The other case happens when an initial backup from a newly recreated repository that also started before the chunk was marked as fossil. Since the
prune command doesn’t know the existence of such a repository at the fossil deletion time, it may think the fossil isn’t needed any more by any snapshot and thus delete it permanently.
If you see from the log that a missing chunk was deleted in exclusive mode, then it means that the prune command was incorrectly invoked with the
-exclusive option, while there was still a backup in progress from a different computer to the same storage.
Fixing a missing chunk
In all these cases, a
check command after the backup finishes will immediately reveals the missing chunk.
What if the missing chunk can’t be found in any of these prune logs? We may not be able to track down who the culprit was. It could be a bug in Duplicacy, or a bug in the cloud storage service, or it could be a user error. If you do not want to see this happen again, you may need to run a
check command after every backup or before every prune.
Is it possible to recover a missing chunk? Maybe, if the backup where the missing chunk comes from was done recently and the files in that backup haven’t changed since the backup. In this case, you can modify the
.duplicacy/preferences file to assign to the repository a new id that hasn’t been used by any repositories connecting to the same storage, and then run a new backup. This backup will be an initial backup because of the new repository id and therefore attempt to upload all chunks that do not exist in the storage. If you are lucky, this procedure will be able to produce an identical copy of the missing chunk.

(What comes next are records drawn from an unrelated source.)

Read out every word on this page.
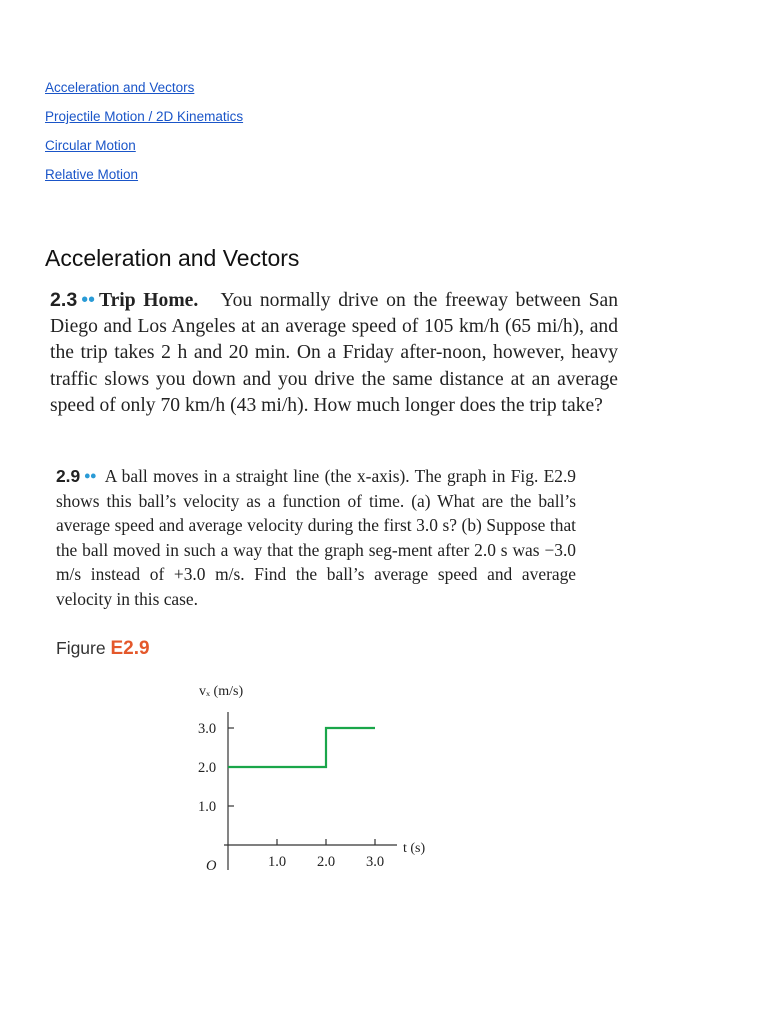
Acceleration and Vectors
Projectile Motion / 2D Kinematics
Circular Motion
Relative Motion
Acceleration and Vectors

2.3 •• Trip Home. You normally drive on the freeway between San Diego and Los Angeles at an average speed of 105 km/h (65 mi/h), and the trip takes 2 h and 20 min. On a Friday after-noon, however, heavy traffic slows you down and you drive the same distance at an average speed of only 70 km/h (43 mi/h). How much longer does the trip take?

2.9 •• A ball moves in a straight line (the x-axis). The graph in Fig. E2.9 shows this ball’s velocity as a function of time. (a) What are the ball’s average speed and average velocity during the first 3.0 s? (b) Suppose that the ball moved in such a way that the graph seg-ment after 2.0 s was −3.0 m/s instead of +3.0 m/s. Find the ball’s average speed and average velocity in this case.

Figure E2.9
vₓ (m/s)
t (s)
O
1.0
2.0
3.0
1.0 2.0 3.0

If you are uninterested in figuring out why the chunk went missing and just want to fix the issue, you can keep removing by hand the affected snapshot files under the
snapshots folder in the storage, until the
check -a command passes without reporting missing chunks. At this time, you should be able to run new backups. However, there will likely be many unreferenced chunks in the storage. To fix this, run
prune -exhaustive and all unreferenced chunks will be identified and marked as fossils for removal by a subsequent prune command. Or if you’re very sure that no other backups are running,
prune -exhaustive -exclusive can remove these unreferenced chunks immediately.